One regimen used in the study was lenalidomide with dexamethasone, a standard first-line treatment for myeloma patients. The other drug regimen also included bortezomib, a second-line drug typically given to myeloma patients whose cancer progresses after initial therapy. SWOG researchers found that the addition of bortezomib earlier made a difference for myeloma patients, giving them about another year of remission and another year of life compared to the standard two-drug regimen.

"Our results are clear. Using bortezomib in combination with lenalidomide and dexamethasone in front-line treatment - hitting the disease early and hard - makes a meaningful difference for myeloma patients," said study principal investigator Dr. Durie, a physician at Cedars-Sinai Outpatient Cancer Center in Los Angeles. "Our results represent a potential new standard of care."

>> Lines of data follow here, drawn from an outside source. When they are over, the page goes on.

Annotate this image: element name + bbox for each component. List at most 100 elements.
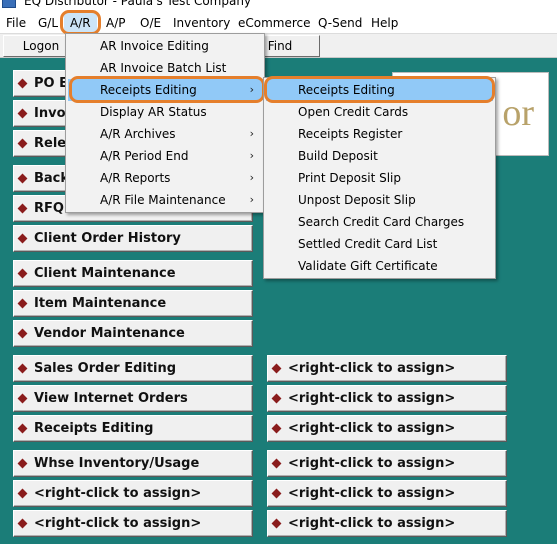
assign-button-left-2[interactable]: <right-click to assign> <box>13 510 253 537</box>
receipts-editing-button[interactable]: Receipts Editing <box>13 415 253 442</box>
submenu-item-open-credit-cards[interactable]: Open Credit Cards <box>266 101 493 123</box>
menu-item-label: A/R Archives <box>100 127 176 141</box>
bullet-icon <box>17 138 28 149</box>
submenu-item-unpost-deposit-slip[interactable]: Unpost Deposit Slip <box>266 189 493 211</box>
button-label: Rele <box>34 136 67 151</box>
client-order-history-button[interactable]: Client Order History <box>13 225 253 252</box>
bullet-icon <box>17 233 28 244</box>
bullet-icon <box>17 203 28 214</box>
bullet-icon <box>17 78 28 89</box>
ar-dropdown-menu: AR Invoice Editing AR Invoice Batch List… <box>65 33 265 213</box>
bullet-icon <box>271 393 282 404</box>
button-label: Sales Order Editing <box>34 361 177 376</box>
menu-help[interactable]: Help <box>365 12 404 34</box>
submenu-item-search-credit-card-charges[interactable]: Search Credit Card Charges <box>266 211 493 233</box>
menu-qsend[interactable]: Q-Send <box>312 12 368 34</box>
menu-item-label: Validate Gift Certificate <box>298 259 438 273</box>
menu-inventory[interactable]: Inventory <box>167 12 236 34</box>
button-label: View Internet Orders <box>34 391 188 406</box>
button-label: Whse Inventory/Usage <box>34 456 200 471</box>
button-label: <right-click to assign> <box>288 516 456 531</box>
sales-order-editing-button[interactable]: Sales Order Editing <box>13 355 253 382</box>
menu-oe[interactable]: O/E <box>134 12 167 34</box>
button-label: PO E <box>34 76 68 91</box>
menu-file[interactable]: File <box>0 12 32 34</box>
bullet-icon <box>271 363 282 374</box>
submenu-highlight-ring <box>264 76 495 103</box>
bullet-icon <box>271 518 282 529</box>
vendor-maintenance-button[interactable]: Vendor Maintenance <box>13 320 253 347</box>
button-label: Back <box>34 171 70 186</box>
bullet-icon <box>271 423 282 434</box>
bullet-icon <box>17 518 28 529</box>
button-label: <right-click to assign> <box>34 486 202 501</box>
submenu-arrow-icon: › <box>249 171 254 184</box>
item-maintenance-button[interactable]: Item Maintenance <box>13 290 253 317</box>
menu-item-ar-invoice-editing[interactable]: AR Invoice Editing <box>68 35 262 57</box>
assign-button-right-5[interactable]: <right-click to assign> <box>267 480 507 507</box>
menu-item-label: AR Invoice Batch List <box>100 61 227 75</box>
receipts-submenu: Receipts Editing Open Credit Cards Recei… <box>263 77 496 279</box>
menu-item-ar-archives[interactable]: A/R Archives › <box>68 123 262 145</box>
receipts-editing-highlight-ring <box>69 76 265 103</box>
menu-item-label: A/R File Maintenance <box>100 193 226 207</box>
bullet-icon <box>17 108 28 119</box>
submenu-item-print-deposit-slip[interactable]: Print Deposit Slip <box>266 167 493 189</box>
menu-ecommerce[interactable]: eCommerce <box>232 12 317 34</box>
bullet-icon <box>271 458 282 469</box>
button-label: <right-click to assign> <box>34 516 202 531</box>
bullet-icon <box>17 423 28 434</box>
menu-item-ar-period-end[interactable]: A/R Period End › <box>68 145 262 167</box>
menu-item-label: Open Credit Cards <box>298 105 409 119</box>
submenu-item-build-deposit[interactable]: Build Deposit <box>266 145 493 167</box>
button-label: <right-click to assign> <box>288 486 456 501</box>
app-icon <box>2 0 16 8</box>
submenu-item-validate-gift-certificate[interactable]: Validate Gift Certificate <box>266 255 493 277</box>
button-label: <right-click to assign> <box>288 391 456 406</box>
button-label: <right-click to assign> <box>288 421 456 436</box>
menu-ap[interactable]: A/P <box>100 12 132 34</box>
submenu-arrow-icon: › <box>249 149 254 162</box>
assign-button-left-1[interactable]: <right-click to assign> <box>13 480 253 507</box>
assign-button-right-4[interactable]: <right-click to assign> <box>267 450 507 477</box>
menu-item-label: AR Invoice Editing <box>100 39 209 53</box>
button-label: Item Maintenance <box>34 296 167 311</box>
button-label: Vendor Maintenance <box>34 326 185 341</box>
bullet-icon <box>17 393 28 404</box>
bullet-icon <box>17 363 28 374</box>
client-maintenance-button[interactable]: Client Maintenance <box>13 260 253 287</box>
menu-item-label: Unpost Deposit Slip <box>298 193 416 207</box>
bullet-icon <box>271 488 282 499</box>
bullet-icon <box>17 458 28 469</box>
menu-item-label: Print Deposit Slip <box>298 171 402 185</box>
menu-item-label: Settled Credit Card List <box>298 237 438 251</box>
button-label: <right-click to assign> <box>288 361 456 376</box>
button-label: <right-click to assign> <box>288 456 456 471</box>
button-label: Client Order History <box>34 231 181 246</box>
assign-button-right-6[interactable]: <right-click to assign> <box>267 510 507 537</box>
submenu-item-settled-credit-card-list[interactable]: Settled Credit Card List <box>266 233 493 255</box>
bullet-icon <box>17 328 28 339</box>
whse-inventory-usage-button[interactable]: Whse Inventory/Usage <box>13 450 253 477</box>
bullet-icon <box>17 488 28 499</box>
submenu-arrow-icon: › <box>249 193 254 206</box>
bullet-icon <box>17 173 28 184</box>
bullet-icon <box>17 298 28 309</box>
window-title: EQ Distributor - Paula's Test Company <box>24 0 252 8</box>
button-label: Receipts Editing <box>34 421 154 436</box>
assign-button-right-2[interactable]: <right-click to assign> <box>267 385 507 412</box>
menu-item-label: Receipts Register <box>298 127 403 141</box>
menu-item-ar-file-maintenance[interactable]: A/R File Maintenance › <box>68 189 262 211</box>
assign-button-right-3[interactable]: <right-click to assign> <box>267 415 507 442</box>
submenu-arrow-icon: › <box>249 127 254 140</box>
menu-item-label: Display AR Status <box>100 105 207 119</box>
submenu-item-receipts-register[interactable]: Receipts Register <box>266 123 493 145</box>
button-label: Client Maintenance <box>34 266 176 281</box>
assign-button-right-1[interactable]: <right-click to assign> <box>267 355 507 382</box>
menu-item-label: Search Credit Card Charges <box>298 215 465 229</box>
menu-item-ar-reports[interactable]: A/R Reports › <box>68 167 262 189</box>
menu-item-label: A/R Reports <box>100 171 171 185</box>
menu-item-display-ar-status[interactable]: Display AR Status <box>68 101 262 123</box>
menu-item-label: A/R Period End <box>100 149 189 163</box>
view-internet-orders-button[interactable]: View Internet Orders <box>13 385 253 412</box>
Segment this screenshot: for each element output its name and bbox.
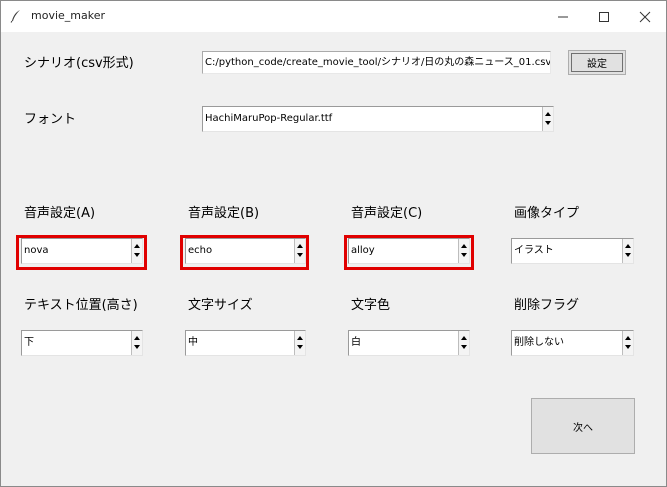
spin-down-icon[interactable] bbox=[134, 253, 140, 257]
font-label: フォント bbox=[24, 112, 77, 127]
delete-flag-value: 削除しない bbox=[514, 337, 564, 348]
spin-up-icon[interactable] bbox=[461, 336, 467, 340]
spin-up-icon[interactable] bbox=[134, 336, 140, 340]
font-spinbox[interactable]: HachiMaruPop-Regular.ttf bbox=[202, 106, 554, 132]
text-position-label: テキスト位置(高さ) bbox=[24, 298, 138, 313]
spin-down-icon[interactable] bbox=[297, 345, 303, 349]
voice-a-label: 音声設定(A) bbox=[24, 206, 96, 221]
voice-c-label: 音声設定(C) bbox=[351, 206, 423, 221]
maximize-button[interactable] bbox=[582, 1, 626, 32]
app-window: movie_maker シナリオ(csv形式) C:/python_code/c… bbox=[0, 0, 667, 487]
close-button[interactable] bbox=[623, 1, 667, 32]
spin-up-icon[interactable] bbox=[134, 244, 140, 248]
spin-up-icon[interactable] bbox=[545, 112, 551, 116]
text-color-value: 白 bbox=[351, 337, 361, 348]
text-position-value: 下 bbox=[24, 337, 34, 348]
voice-b-spin-arrows[interactable] bbox=[294, 239, 305, 263]
spin-down-icon[interactable] bbox=[297, 253, 303, 257]
text-size-label: 文字サイズ bbox=[188, 298, 253, 313]
voice-b-label: 音声設定(B) bbox=[188, 206, 260, 221]
image-type-label: 画像タイプ bbox=[514, 206, 580, 221]
scenario-label: シナリオ(csv形式) bbox=[24, 56, 134, 71]
voice-a-spin-arrows[interactable] bbox=[131, 239, 142, 263]
text-color-spin-arrows[interactable] bbox=[458, 331, 469, 355]
font-spin-arrows[interactable] bbox=[542, 107, 553, 131]
button-focus-border bbox=[571, 53, 623, 72]
spin-down-icon[interactable] bbox=[625, 345, 631, 349]
voice-c-spin-arrows[interactable] bbox=[458, 239, 469, 263]
scenario-set-button[interactable]: 設定 bbox=[568, 50, 626, 75]
spin-down-icon[interactable] bbox=[134, 345, 140, 349]
image-type-spinbox[interactable]: イラスト bbox=[511, 238, 634, 264]
voice-c-spinbox[interactable]: alloy bbox=[348, 238, 470, 264]
text-position-spinbox[interactable]: 下 bbox=[21, 330, 143, 356]
window-title: movie_maker bbox=[31, 9, 106, 22]
maximize-icon bbox=[599, 11, 609, 22]
delete-flag-spin-arrows[interactable] bbox=[622, 331, 633, 355]
minimize-icon bbox=[558, 16, 568, 17]
font-value: HachiMaruPop-Regular.ttf bbox=[205, 113, 333, 124]
spin-up-icon[interactable] bbox=[625, 244, 631, 248]
delete-flag-label: 削除フラグ bbox=[514, 298, 580, 313]
text-size-value: 中 bbox=[188, 337, 198, 348]
spin-up-icon[interactable] bbox=[297, 336, 303, 340]
spin-down-icon[interactable] bbox=[461, 253, 467, 257]
text-color-spinbox[interactable]: 白 bbox=[348, 330, 470, 356]
voice-b-spinbox[interactable]: echo bbox=[185, 238, 306, 264]
next-button[interactable]: 次へ bbox=[531, 398, 635, 454]
minimize-button[interactable] bbox=[541, 1, 585, 32]
text-size-spinbox[interactable]: 中 bbox=[185, 330, 306, 356]
spin-up-icon[interactable] bbox=[297, 244, 303, 248]
spin-up-icon[interactable] bbox=[625, 336, 631, 340]
voice-c-value: alloy bbox=[351, 245, 375, 256]
scenario-path-input[interactable]: C:/python_code/create_movie_tool/シナリオ/日の… bbox=[202, 51, 551, 74]
voice-a-value: nova bbox=[24, 245, 49, 256]
text-size-spin-arrows[interactable] bbox=[294, 331, 305, 355]
text-position-spin-arrows[interactable] bbox=[131, 331, 142, 355]
close-icon bbox=[639, 11, 651, 22]
feather-icon bbox=[10, 10, 20, 23]
spin-down-icon[interactable] bbox=[625, 253, 631, 257]
image-type-spin-arrows[interactable] bbox=[622, 239, 633, 263]
spin-down-icon[interactable] bbox=[545, 121, 551, 125]
voice-a-spinbox[interactable]: nova bbox=[21, 238, 143, 264]
image-type-value: イラスト bbox=[514, 245, 554, 256]
title-bar[interactable]: movie_maker bbox=[1, 1, 666, 32]
spin-up-icon[interactable] bbox=[461, 244, 467, 248]
voice-b-value: echo bbox=[188, 245, 213, 256]
spin-down-icon[interactable] bbox=[461, 345, 467, 349]
delete-flag-spinbox[interactable]: 削除しない bbox=[511, 330, 634, 356]
text-color-label: 文字色 bbox=[351, 298, 391, 313]
next-button-label: 次へ bbox=[573, 422, 593, 434]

"This is a landmark study that lends clarity to frontline therapy of myeloma," said Dr. S. Vincent Rajkumar of Mayo Clinic and a co-author of the study. "Newer alternatives to VRd may be more expensive, cumbersome, or toxic. These regimens will therefore need to show superiority over VRd in randomized trials."

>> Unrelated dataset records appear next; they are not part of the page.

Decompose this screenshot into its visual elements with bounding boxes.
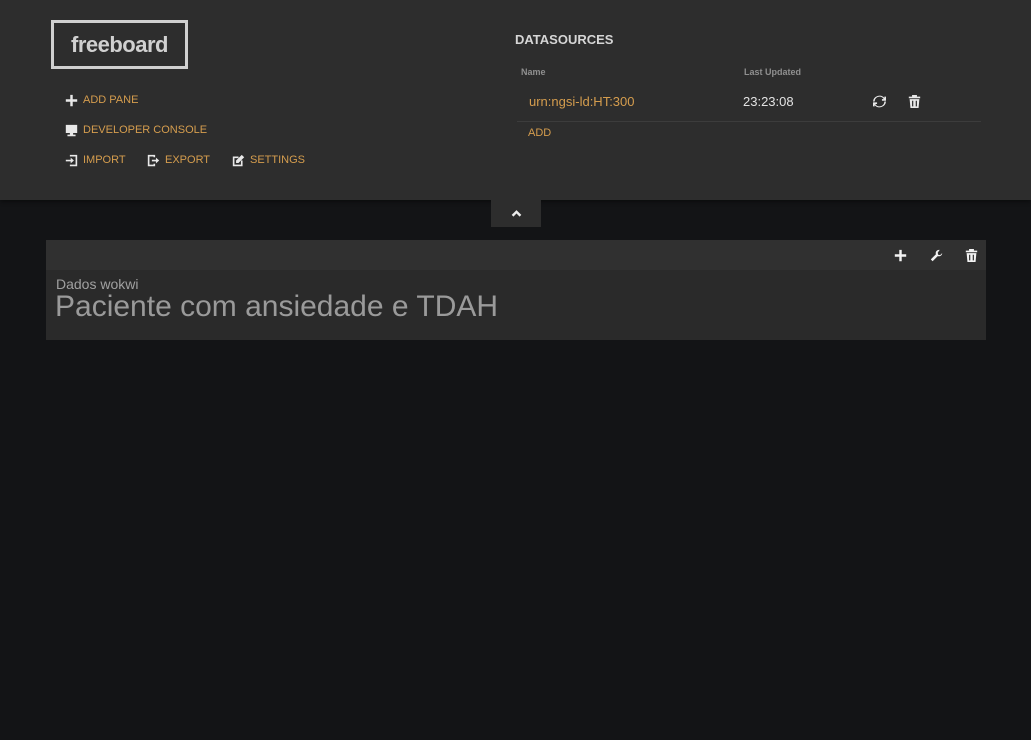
datasources-last-updated-header: Last Updated <box>744 67 802 77</box>
collapse-header-button[interactable] <box>491 200 541 227</box>
add-pane-button[interactable]: ADD PANE <box>64 93 138 107</box>
datasource-name-link[interactable]: urn:ngsi-ld:HT:300 <box>529 94 635 109</box>
datasource-refresh-button[interactable] <box>871 93 887 109</box>
pane-settings-button[interactable] <box>928 247 944 263</box>
add-pane-label: ADD PANE <box>83 94 139 106</box>
plus-icon <box>64 93 78 107</box>
monitor-icon <box>64 123 78 137</box>
pane-header <box>46 240 986 270</box>
import-icon <box>64 153 78 167</box>
edit-icon <box>231 153 245 167</box>
developer-console-button[interactable]: DEVELOPER CONSOLE <box>64 123 207 137</box>
trash-icon <box>908 94 920 108</box>
datasources-title: DATASOURCES <box>515 32 614 47</box>
widget-value: Paciente com ansiedade e TDAH <box>55 290 499 323</box>
export-label: EXPORT <box>165 154 211 166</box>
pane-delete-button[interactable] <box>963 247 979 263</box>
chevron-up-icon <box>511 210 521 217</box>
plus-icon <box>894 249 906 261</box>
pane: Dados wokwi Paciente com ansiedade e TDA… <box>46 240 986 340</box>
datasource-row-divider <box>517 121 981 122</box>
developer-console-label: DEVELOPER CONSOLE <box>83 124 208 136</box>
export-button[interactable]: EXPORT <box>146 153 210 167</box>
datasources-name-header: Name <box>521 67 546 77</box>
admin-bar: freeboard ADD PANE DEVELOPER CONSOLE IMP… <box>0 0 1031 200</box>
export-icon <box>146 153 160 167</box>
pane-add-widget-button[interactable] <box>892 247 908 263</box>
refresh-icon <box>872 95 886 107</box>
wrench-icon <box>930 249 942 261</box>
datasource-last-updated: 23:23:08 <box>743 94 794 109</box>
import-button[interactable]: IMPORT <box>64 153 126 167</box>
datasource-delete-button[interactable] <box>906 93 922 109</box>
trash-icon <box>965 248 977 262</box>
add-datasource-button[interactable]: ADD <box>528 127 551 139</box>
freeboard-logo: freeboard <box>51 20 188 69</box>
import-label: IMPORT <box>83 154 126 166</box>
settings-button[interactable]: SETTINGS <box>231 153 305 167</box>
settings-label: SETTINGS <box>250 154 306 166</box>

Also worth noting, Dr. Rajkumar said, is that the VRd regimen will become even more cost effective as the drugs in this combination become generic over time.

Bortezomib.svg bortezomib   Lenalidomide enantiomers.svg  lenalidomide

Skeletal formula of dexamethasone  dexamethasone



Patients in the trial receiving bortezomib, along with lenalidomide and dexamethasone, in their first six months of treatment had a median remission time of 43 months compared to a median remission of 30 months for patients who received lenalidomide and dexamethasone alone. Researchers also found that patients who received bortezomib lived a median of 75 months, or about six years, after their initial treatment. Patients who received the standard two-drug treatment lived a median of 64 months, or about five years, after initial treatment.
Celebrating its 60th year, SWOG has conducted more than 1,300 cancer trials that have led to FDA approval of 14 new drugs and led to more than 100 changes to cancer standards of care. SWOG is part of the NCI's National Clinical Trials Network (NCTN), the nation's largest and oldest publicly funded cancer research network. SWOG members and other members in the NCTN enrolled 471 eligible and consented adult patients in the study, known as S0777, between February 2008 and February 2012, at 139 institutions across the US.

Patients ranged in age from 28 to 87, had active myeloma, and had not had a stem-cell transplant or any prior treatment for their disease. Patients were randomized into two groups. One group received the standard two-drug treatment for six cycles over six months. That includes lenalidomide, an immunomodulating therapy marketed as Revlimid by Celegene Corporation. The other group received a three-drug combination that included bortezomib, a proteasome inhibitor marketed as Velcade by Millennium Pharmaceuticals. These patients received the triple combination therapy for eight cycles over six months.